Italian Osso Buco with Gremolata
Tender braised veal shanks in a rich tomato sauce, brightened with a zesty gremolata.
Total: 200 minPrep: 20 minCook: 180 min4 servings
Ingredients
Servings:
- 4 veal shanks, about 2 pounds total
- 1 teaspoon kosher salt
- 1 teaspoon freshly ground black pepper
- 2 tablespoons olive oil
- 1 medium onion, chopped
- 2 medium carrots, chopped
- 2 celery stalks, chopped
- 4 cloves garlic, minced
- 1 (28-ounce) can crushed tomatoes
- 1 cup beef broth
- 1 tablespoon tomato paste
- 1 teaspoon dried thyme
- 1/2 cup fresh flat-leaf parsley, finely chopped
- 2 tablespoons fresh lemon zest
- 2 teaspoons fresh garlic, minced
Steps
- 1 Season the veal shanks with salt and pepper.

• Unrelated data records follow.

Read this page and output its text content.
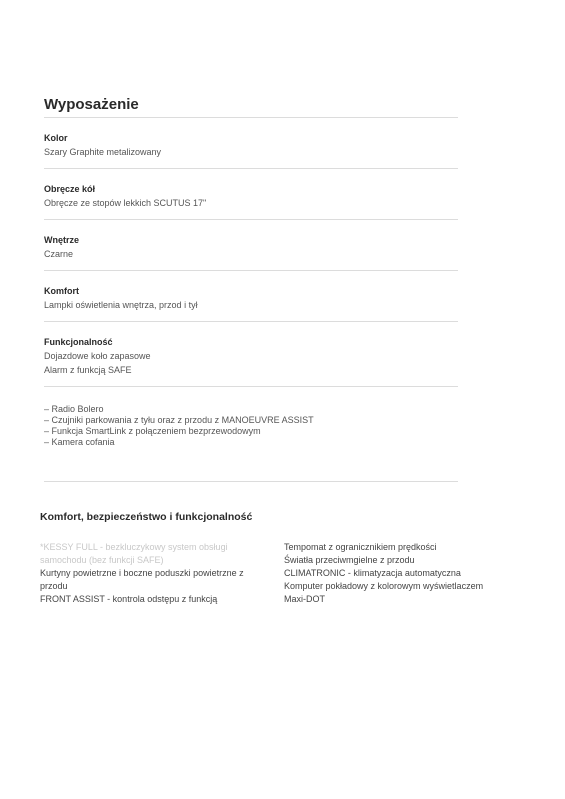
Wyposażenie
Kolor
Szary Graphite metalizowany
Obręcze kół
Obręcze ze stopów lekkich SCUTUS 17"
Wnętrze
Czarne
Komfort
Lampki oświetlenia wnętrza, przod i tył
Funkcjonalność
Dojazdowe koło zapasowe
Alarm z funkcją SAFE
– Radio Bolero
– Czujniki parkowania z tyłu oraz z przodu z MANOEUVRE ASSIST
– Funkcja SmartLink z połączeniem bezprzewodowym
– Kamera cofania
Komfort, bezpieczeństwo i funkcjonalność
*KESSY FULL - bezkluczykowy system obsługi samochodu (bez funkcji SAFE)
Kurtyny powietrzne i boczne poduszki powietrzne z przodu
FRONT ASSIST - kontrola odstępu z funkcją
Tempomat z ogranicznikiem prędkości
Światła przeciwmgielne z przodu
CLIMATRONIC - klimatyzacja automatyczna
Komputer pokładowy z kolorowym wyświetlaczem
Maxi-DOT
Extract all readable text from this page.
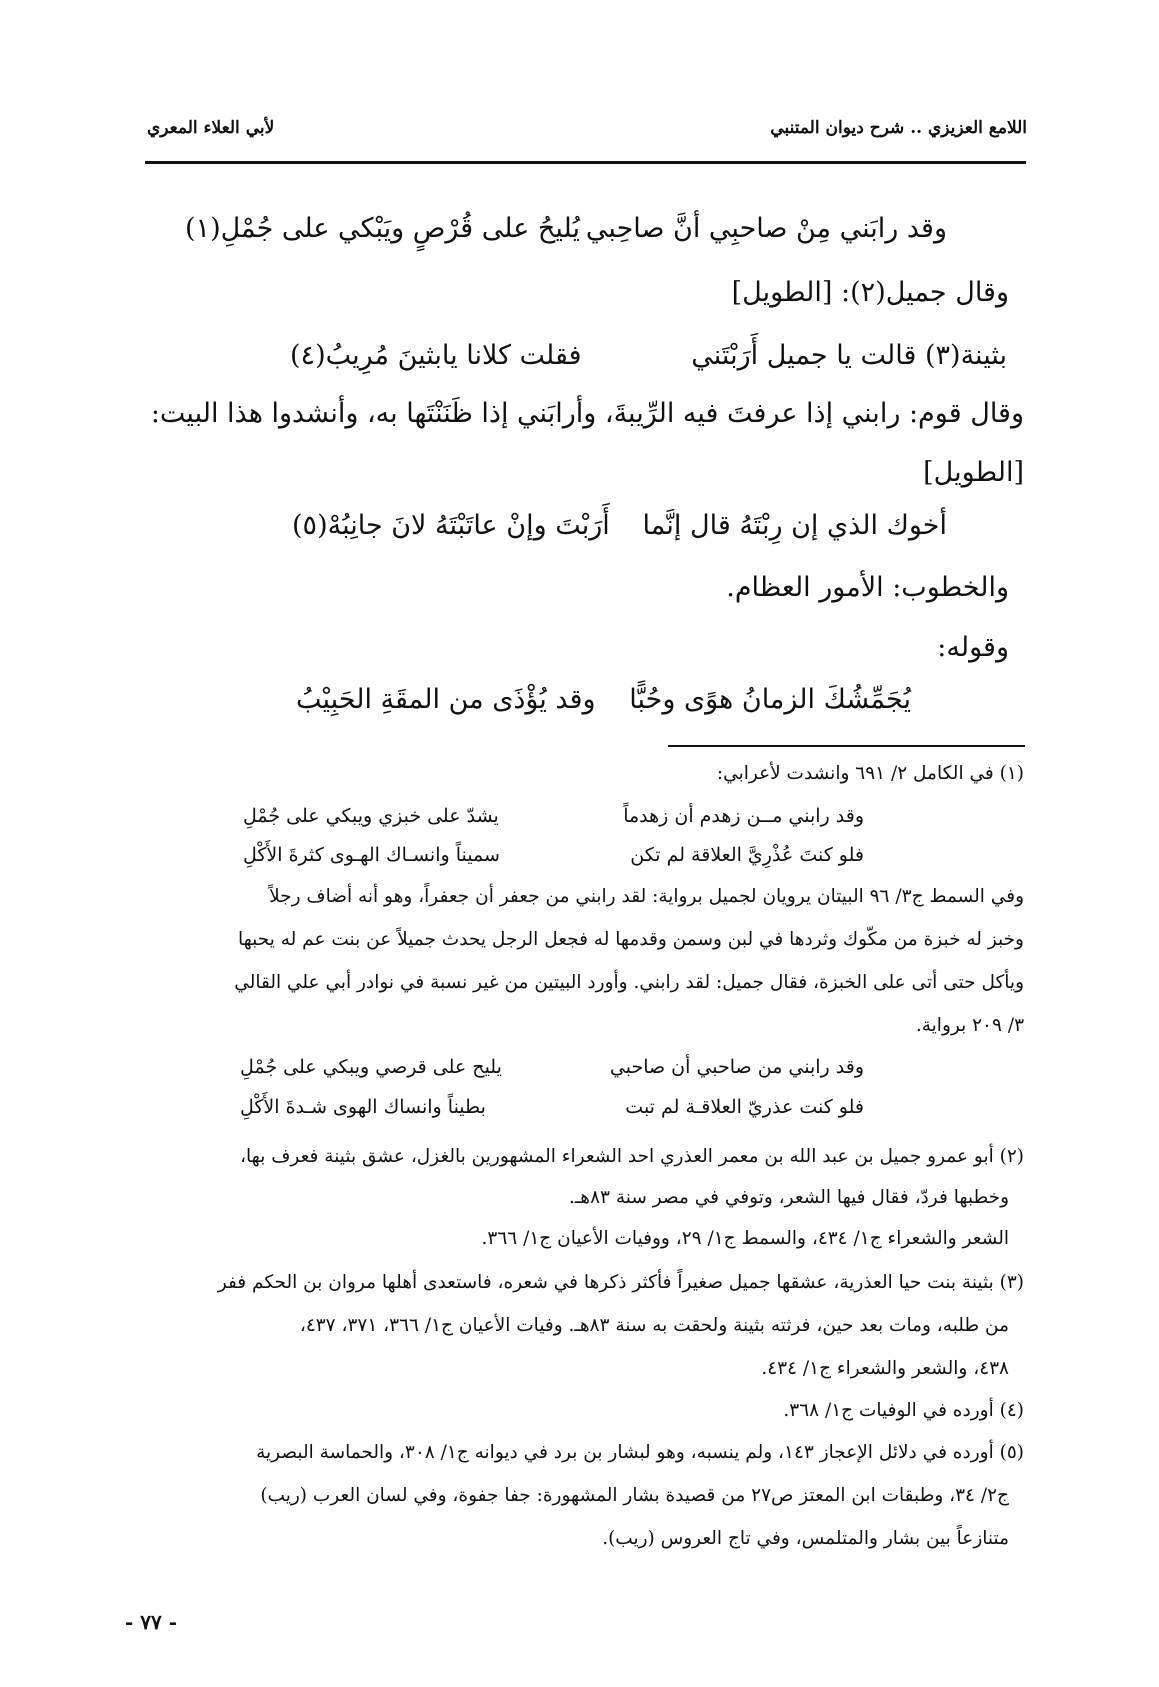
اللامع العزيزي .. شرح ديوان المتنبي
لأبي العلاء المعري
وقد رابَني مِنْ صاحبِي أنَّ صاحِبي
يُليحُ على قُرْصٍ ويَبْكي على جُمْلِ(١)
وقال جميل(٢): [الطويل]
بثينة(٣) قالت يا جميل أَرَبْتَني
فقلت كلانا يابثينَ مُرِيبُ(٤)
وقال قوم: رابني إذا عرفتَ فيه الرِّيبةَ، وأرابَني إذا ظَنَنْتَها به، وأنشدوا هذا البيت:
[الطويل]
أخوك الذي إن رِبْتَهُ قال إنَّما
أَرَبْتَ وإنْ عاتَبْتَهُ لانَ جانِبُهْ(٥)
والخطوب: الأمور العظام.
وقوله:
يُجَمِّشُكَ الزمانُ هوًى وحُبًّا
وقد يُؤْذَى من المقَةِ الحَبِيْبُ
(١) في الكامل ٢/ ٦٩١ وانشدت لأعرابي:
وقد رابني مــن زهدم أن زهدماً
يشدّ على خبزي ويبكي على جُمْلِ
فلو كنتَ عُذْرِيَّ العلاقة لم تكن
سميناً وانسـاك الهـوى كثرةَ الأَكْلِ
وفي السمط ج٣/ ٩٦ البيتان يرويان لجميل برواية: لقد رابني من جعفر أن جعفراً، وهو أنه أضاف رجلاً
وخبز له خبزة من مكّوك وثردها في لبن وسمن وقدمها له فجعل الرجل يحدث جميلاً عن بنت عم له يحبها
ويأكل حتى أتى على الخبزة، فقال جميل: لقد رابني. وأورد البيتين من غير نسبة في نوادر أبي علي القالي
٣/ ٢٠٩ برواية.
وقد رابني من صاحبي أن صاحبي
يليح على قرصي ويبكي على جُمْلِ
فلو كنت عذريّ العلاقـة لم تبت
بطيناً وانساك الهوى شـدةَ الأَكْلِ
(٢) أبو عمرو جميل بن عبد الله بن معمر العذري احد الشعراء المشهورين بالغزل، عشق بثينة فعرف بها،
وخطبها فردّ، فقال فيها الشعر، وتوفي في مصر سنة ٨٣هـ.
الشعر والشعراء ج١/ ٤٣٤، والسمط ج١/ ٢٩، ووفيات الأعيان ج١/ ٣٦٦.
(٣) بثينة بنت حيا العذرية، عشقها جميل صغيراً فأكثر ذكرها في شعره، فاستعدى أهلها مروان بن الحكم ففر
من طلبه، ومات بعد حين، فرثته بثينة ولحقت به سنة ٨٣هـ. وفيات الأعيان ج١/ ٣٦٦، ٣٧١، ٤٣٧،
٤٣٨، والشعر والشعراء ج١/ ٤٣٤.
(٤) أورده في الوفيات ج١/ ٣٦٨.
(٥) أورده في دلائل الإعجاز ١٤٣، ولم ينسبه، وهو لبشار بن برد في ديوانه ج١/ ٣٠٨، والحماسة البصرية
ج٢/ ٣٤، وطبقات ابن المعتز ص٢٧ من قصيدة بشار المشهورة: جفا جفوة، وفي لسان العرب (ريب)
متنازعاً بين بشار والمتلمس، وفي تاج العروس (ريب).
- ٧٧ -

- 2 Heat olive oil in a large Dutch oven over medium-high heat. Brown the shanks on all sides, about 5 minutes per side. Remove and set aside.
- 3 In the same pot, add onion, carrots, and celery. Cook until softened, about 5 minutes.
- 4 Add garlic and cook for 1 minute.
- 5 Stir in crushed tomatoes, beef broth, tomato paste, and thyme. Bring to a simmer.
- 6 Return the shanks to the pot, cover, and cook in the oven at 325°F for 2 hours, or until the meat is tender.
- 7 While the shanks are cooking, prepare the gremolata by combining parsley, lemon zest, and minced garlic. Set aside.
- 8 Serve the osso buco with a spoonful of gremolata over each shank.
Nutrition
Calories:
600 kcal
Tips
Storage
Store in an airtight container in the refrigerator for up to 3 days. Reheat gently in a saucepan over low heat.
Serving Suggestions
- Serve with a side of saffron risotto.
- Pair with a robust red wine like a Barolo or Chianti.
FAQ
Can I use beef instead of veal?
Yes, beef shanks are a great alternative and will have a richer flavor.
Can this dish be made ahead?
Absolutely! It tastes even better the next day.